Well, let us know how everything goes soon enough! :D

post #12 of 24
Thread Starter 

*** UPDATE ***

 

All day today my frogspawn opened up 1/4 of the way. I took a water sample to my preffered LFS, 45 min away since they use Elos and Hannah digital test, and learned that my Phosphate level was @ .01 and my refractometer was off my .002, So my salinity was actually 1.027!!!!!!!!

 

I have been removing half a gallon and replacing it with RO every 12 hrs. He had calibrating fluid and it's all squared away,

 

However one of my torch is still closed and has realesed like a mucus, could it be waste?

post #13 of 24

I would look up brown jelly disease to see if that is the substance that you may have seen the torch excreting. 

post #14 of 24
Thread Starter 
Quote:
Originally Posted by Gemmy View Post

I would look up brown jelly disease to see if that is the substance that you may have seen the torch excreting. 

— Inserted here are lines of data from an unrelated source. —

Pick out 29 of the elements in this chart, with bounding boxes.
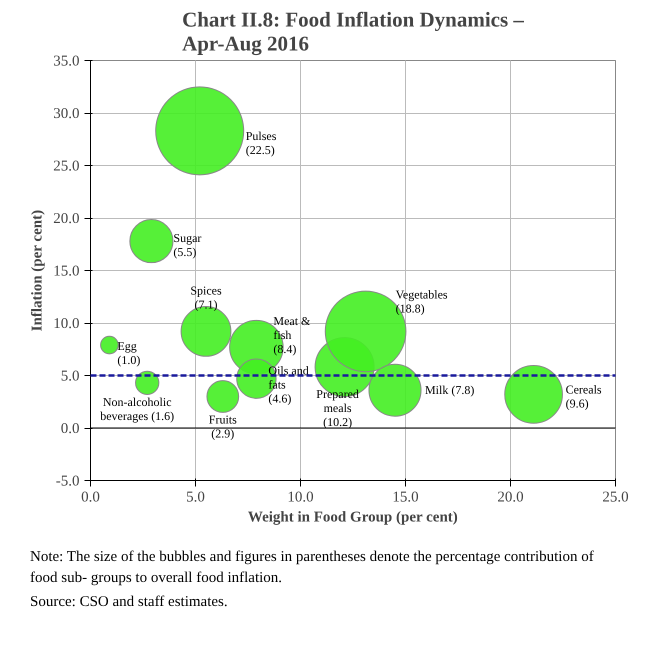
series-label: Fruits (2.9) [208, 412, 238, 440]
x-axis-title: Weight in Food Group (per cent) [248, 510, 458, 526]
series-label: Prepared meals (10.2) [316, 387, 359, 430]
x-tick-label: 0.0 [81, 490, 100, 506]
y-tick-label: 15.0 [53, 264, 80, 280]
y-axis-title: Inflation (per cent) [29, 210, 46, 332]
x-tick-label: 20.0 [497, 490, 524, 506]
y-tick-label: 10.0 [53, 316, 80, 332]
series-label: Cereals (9.6) [566, 382, 602, 410]
text: Note: The size of the bubbles and figures in parentheses denote the percentage contribution of food sub- groups to overall food inflation. [30, 548, 595, 588]
x-tick-label: 5.0 [186, 490, 205, 506]
x-tick-label: 10.0 [287, 490, 314, 506]
y-tick-label: 5.0 [60, 368, 80, 384]
x-tick-label: 25.0 [602, 490, 629, 506]
y-tick-label: 0.0 [60, 421, 80, 437]
series-label: Pulses (22.5) [246, 128, 277, 157]
series-label: Egg (1.0) [117, 339, 140, 368]
series-label: Milk (7.8) [425, 383, 474, 398]
y-tick-label: 20.0 [53, 211, 80, 227]
y-tick-label: 30.0 [53, 106, 80, 122]
chart-title: Chart II.8: Food Inflation Dynamics – Apr-Aug 2016 [182, 8, 524, 56]
y-tick-label: 35.0 [53, 54, 80, 70]
series-label: Sugar (5.5) [173, 231, 202, 260]
series-label: Non-alcoholic beverages (1.6) [100, 394, 174, 423]
x-tick-label: 15.0 [392, 490, 419, 506]
source-note: Source: CSO and staff estimates. [30, 592, 229, 612]
y-tick-label: 25.0 [53, 158, 80, 174]
series-label: Spices (7.1) [190, 283, 222, 312]
y-tick-label: -5.0 [56, 474, 80, 490]
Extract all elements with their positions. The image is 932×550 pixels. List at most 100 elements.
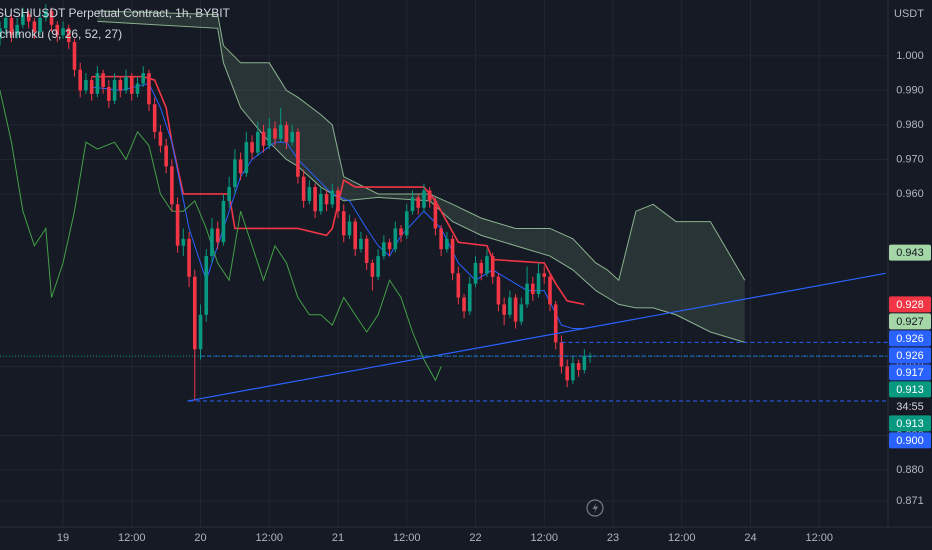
candle-body	[588, 356, 592, 358]
x-tick-label: 12:00	[805, 532, 833, 544]
candle-body	[72, 42, 77, 70]
candle-body	[164, 145, 168, 167]
price-tag-bg	[889, 381, 931, 398]
candle-body	[21, 14, 25, 25]
candle-body	[416, 197, 421, 208]
x-tick-label: 12:00	[668, 532, 696, 544]
x-tick-label: 23	[607, 532, 619, 544]
x-tick-label: 12:00	[530, 532, 558, 544]
candle-body	[336, 190, 340, 212]
candle-body	[553, 304, 558, 343]
candle-body	[250, 142, 254, 153]
candle-body	[341, 211, 346, 236]
candle-body	[215, 228, 220, 243]
candle-body	[422, 190, 426, 208]
candle-body	[445, 238, 449, 250]
indicator-label: Ichimoku (9, 26, 52, 27)	[0, 27, 122, 41]
candle-body	[324, 193, 329, 205]
price-tag-bg	[889, 432, 931, 449]
candle-body	[210, 228, 214, 257]
candle-body	[129, 76, 134, 94]
candle-body	[353, 221, 357, 250]
candle-body	[576, 363, 581, 370]
candle-body	[387, 242, 392, 250]
price-tag: 0.917	[896, 367, 924, 379]
candle-body	[278, 124, 283, 139]
candle-body	[490, 256, 495, 277]
candle-body	[410, 197, 415, 212]
candle-body	[112, 80, 117, 101]
candle-body	[170, 166, 174, 205]
indicator-line	[0, 90, 442, 382]
candle-body	[359, 238, 363, 250]
candle-body	[204, 256, 209, 315]
candle-body	[32, 21, 37, 32]
candle-body	[141, 73, 146, 84]
candle-body	[55, 24, 60, 36]
candle-body	[296, 131, 300, 177]
candle-body	[525, 283, 529, 305]
replay-icon[interactable]	[586, 499, 604, 517]
candle-body	[192, 276, 197, 350]
candle-body	[158, 131, 163, 146]
price-tag-bg	[889, 244, 931, 261]
candle-body	[496, 276, 501, 305]
candle-body	[227, 187, 231, 201]
candle-body	[84, 80, 88, 91]
candle-body	[9, 17, 14, 36]
candle-body	[393, 228, 398, 250]
candle-body	[313, 187, 317, 212]
price-tag-bg	[889, 296, 931, 313]
candle-body	[107, 86, 111, 101]
price-tags: 0.943 0.928 0.927 0.926 0.926 0.917 0.913 34:55…	[889, 244, 931, 449]
x-tick-label: 22	[469, 532, 481, 544]
candle-body	[61, 28, 65, 36]
countdown-bg	[889, 398, 931, 415]
candle-body	[15, 24, 19, 36]
candle-body	[147, 73, 151, 105]
candle-body	[565, 366, 569, 381]
price-tag-bg	[889, 330, 931, 347]
candle-body	[198, 314, 203, 350]
candle-body	[78, 69, 83, 91]
price-tag: 0.927	[896, 316, 924, 328]
candle-body	[450, 238, 455, 274]
candle-body	[382, 242, 386, 257]
candle-body	[66, 28, 71, 43]
ichimoku-lines	[0, 75, 585, 382]
candle-body	[347, 221, 352, 236]
candle-body	[542, 273, 547, 277]
y-tick-label: 1.000	[896, 50, 924, 62]
candle-body	[502, 304, 506, 315]
price-tag: 0.926	[896, 333, 924, 345]
candle-body	[49, 11, 54, 25]
drawings	[0, 272, 888, 402]
price-tag: 0.943	[896, 247, 924, 259]
candle-body	[187, 238, 191, 277]
cloud-upper	[97, 10, 746, 282]
candle-body	[101, 73, 105, 87]
x-tick-label: 19	[57, 532, 69, 544]
chart-title: SUSHIUSDT Perpetual Contract, 1h, BYBIT	[0, 6, 231, 20]
candle-body	[261, 131, 266, 146]
countdown: 34:55	[896, 401, 924, 413]
candle-body	[95, 73, 100, 94]
candle-body	[376, 256, 380, 277]
candle-body	[175, 204, 180, 246]
candle-body	[273, 128, 277, 139]
candle-body	[456, 273, 461, 298]
x-tick-label: 12:00	[118, 532, 146, 544]
y-tick-label: 0.990	[896, 84, 924, 96]
price-tag-bg	[889, 313, 931, 330]
candle-body	[44, 11, 48, 18]
candle-body	[462, 297, 466, 312]
candle-body	[485, 256, 489, 274]
candle-body	[267, 128, 272, 146]
candle-body	[473, 262, 478, 284]
candle-body	[290, 131, 294, 143]
price-tag-bg	[889, 347, 931, 364]
candle-body	[370, 262, 375, 277]
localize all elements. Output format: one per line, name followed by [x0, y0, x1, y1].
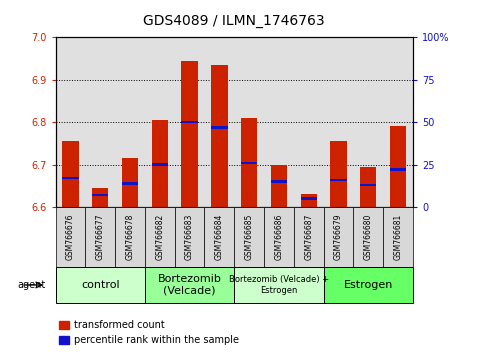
- Text: GSM766678: GSM766678: [126, 214, 134, 261]
- Bar: [360, 167, 376, 207]
- Text: GSM766680: GSM766680: [364, 214, 373, 261]
- Bar: [122, 158, 138, 207]
- Bar: [92, 194, 108, 196]
- Bar: [271, 180, 287, 183]
- Text: GSM766676: GSM766676: [66, 214, 75, 261]
- Bar: [122, 182, 138, 184]
- Text: GSM766679: GSM766679: [334, 214, 343, 261]
- Text: GDS4089 / ILMN_1746763: GDS4089 / ILMN_1746763: [143, 14, 325, 28]
- Text: GSM766682: GSM766682: [156, 214, 164, 260]
- Legend: transformed count, percentile rank within the sample: transformed count, percentile rank withi…: [56, 316, 243, 349]
- Bar: [152, 163, 168, 166]
- Text: GSM766684: GSM766684: [215, 214, 224, 261]
- Text: GSM766685: GSM766685: [245, 214, 254, 261]
- Bar: [300, 197, 317, 200]
- Bar: [211, 126, 227, 129]
- Bar: [390, 169, 406, 171]
- Bar: [211, 65, 227, 207]
- Bar: [390, 126, 406, 207]
- Text: Bortezomib (Velcade) +
Estrogen: Bortezomib (Velcade) + Estrogen: [229, 275, 329, 295]
- Bar: [360, 184, 376, 186]
- Text: Estrogen: Estrogen: [343, 280, 393, 290]
- Bar: [330, 141, 347, 207]
- Bar: [241, 162, 257, 164]
- Text: GSM766683: GSM766683: [185, 214, 194, 261]
- Bar: [330, 179, 347, 181]
- Bar: [62, 141, 79, 207]
- Text: GSM766681: GSM766681: [394, 214, 402, 260]
- Bar: [152, 120, 168, 207]
- Bar: [300, 194, 317, 207]
- Text: agent: agent: [17, 280, 45, 290]
- Bar: [92, 188, 108, 207]
- Bar: [62, 177, 79, 179]
- Text: control: control: [81, 280, 119, 290]
- Text: Bortezomib
(Velcade): Bortezomib (Velcade): [157, 274, 222, 296]
- Text: GSM766677: GSM766677: [96, 214, 105, 261]
- Text: GSM766687: GSM766687: [304, 214, 313, 261]
- Bar: [182, 61, 198, 207]
- Bar: [241, 118, 257, 207]
- Bar: [271, 165, 287, 207]
- Text: GSM766686: GSM766686: [274, 214, 284, 261]
- Bar: [182, 121, 198, 124]
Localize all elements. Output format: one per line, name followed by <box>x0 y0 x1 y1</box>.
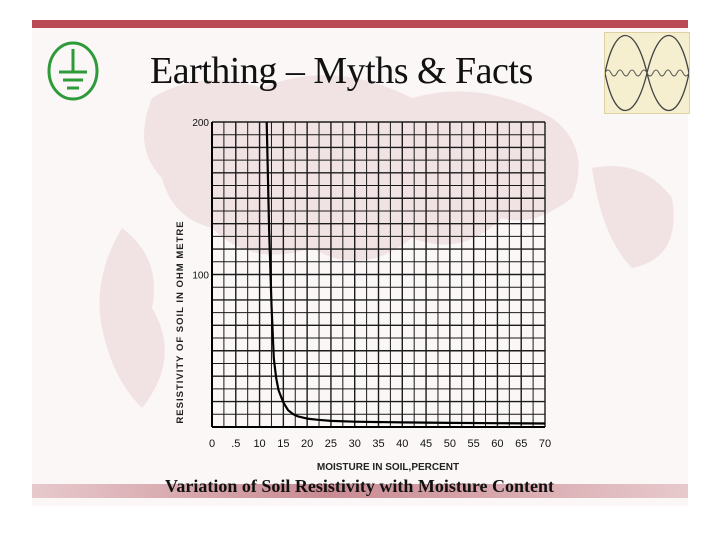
chart-caption: Variation of Soil Resistivity with Moist… <box>165 476 554 496</box>
slide-title: Earthing – Myths & Facts <box>150 50 533 92</box>
x-tick-label: 65 <box>515 438 527 450</box>
x-tick-label: 30 <box>349 438 361 450</box>
y-tick-label: 200 <box>192 118 209 129</box>
y-tick-label: 100 <box>192 271 209 282</box>
x-tick-label: 60 <box>491 438 503 450</box>
bottom-band <box>32 484 688 498</box>
x-tick-label: 15 <box>277 438 289 450</box>
y-axis-label: RESISTIVITY OF SOIL IN OHM METRE <box>175 220 186 423</box>
x-tick-label: 55 <box>468 438 480 450</box>
x-tick-label: 25 <box>325 438 337 450</box>
chart-svg: 0 .5 10 15 20 25 30 35 40 45 50 55 60 65 70 100 200 RESI… <box>175 118 551 473</box>
sine-wave-icon <box>604 32 690 114</box>
earth-ground-icon <box>47 41 99 101</box>
x-tick-label: 0 <box>209 438 215 450</box>
x-tick-label: 20 <box>301 438 313 450</box>
resistivity-curve <box>265 121 546 425</box>
resistivity-chart: 0 .5 10 15 20 25 30 35 40 45 50 55 60 65 70 100 200 RESI… <box>170 110 560 478</box>
x-tick-label: 70 <box>539 438 551 450</box>
x-tick-label: .5 <box>231 438 240 450</box>
x-tick-label: 10 <box>253 438 265 450</box>
x-tick-label: 40 <box>396 438 408 450</box>
x-tick-label: 45 <box>420 438 432 450</box>
x-axis-label: MOISTURE IN SOIL,PERCENT <box>317 462 459 473</box>
x-tick-label: 35 <box>372 438 384 450</box>
x-tick-label: 50 <box>444 438 456 450</box>
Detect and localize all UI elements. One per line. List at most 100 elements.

From what I looked up, Brown Jelly disease looks to be browning spots on the flesh, on my torch it was white cloudy substance, that was about 1.5" long, that the current swept away. As of now it has retracted, the rest of the hammers, frogspawn, and torch are about 1/4 way open. that one torch near the bottom is still closed, The lights  turned on a minute a go, so will update later on!

 

Thanks!

 

post #15 of 24
Thread Starter 

Water Parameters

 

                 1-6-12        1-8-12

 

Ammonia   0                0

Nitrite        0                0

Nitrate       10              5

pH            8.2             8.2

Phos         .25            .01

dKh          10              8

Calcium    500            420

Salinity     1.027         1.025

Temp        76              77

post #16 of 24

What happened in those two days to cause changes in the parameters?

post #17 of 24
Quote:
Originally Posted by Red Tiger View Post




From what I looked up, Brown Jelly disease looks to be browning spots on the flesh, on my torch it was white cloudy substance, that was about 1.5" long, that the current swept away. As of now it has retracted, the rest of the hammers, frogspawn, and torch are about 1/4 way open. that one torch near the bottom is still closed, The lights  turned on a minute a go, so will update later on!

 

Thanks!

 



 

 

I've experienced brown jelly disease, and that white film is another form of it. The white film version is actually more dangerous as it can attack all you LPS, not just the euphyllia sp. I lost 1 torch, 1 golden torch, 1 Aussie neon green wall hammer, 1 branching hammer, 2 frogspawns, 3 blastomussa colonies, 1 large acan colony and a bunch of acan frags due to it. I had to dip ALL my LPS 2x a week for 2 weeks to get rid of the bacterial infection.

post #18 of 24
Thread Starter 

@Gemmy, Water change of 15 gallons

 

@BTL, I have set up a Coral QT, Tomorrow i'll get a dip. Any recommended dip out there?

post #19 of 24

I used Lugol's and Melafix Marine.

I was adding Lugol's to the main tank as well.

 

post #20 of 24
Thread Starter 

I will pick some up tomorrow,

 

Quick question, Can i use Methylene Blue as a dip for corals?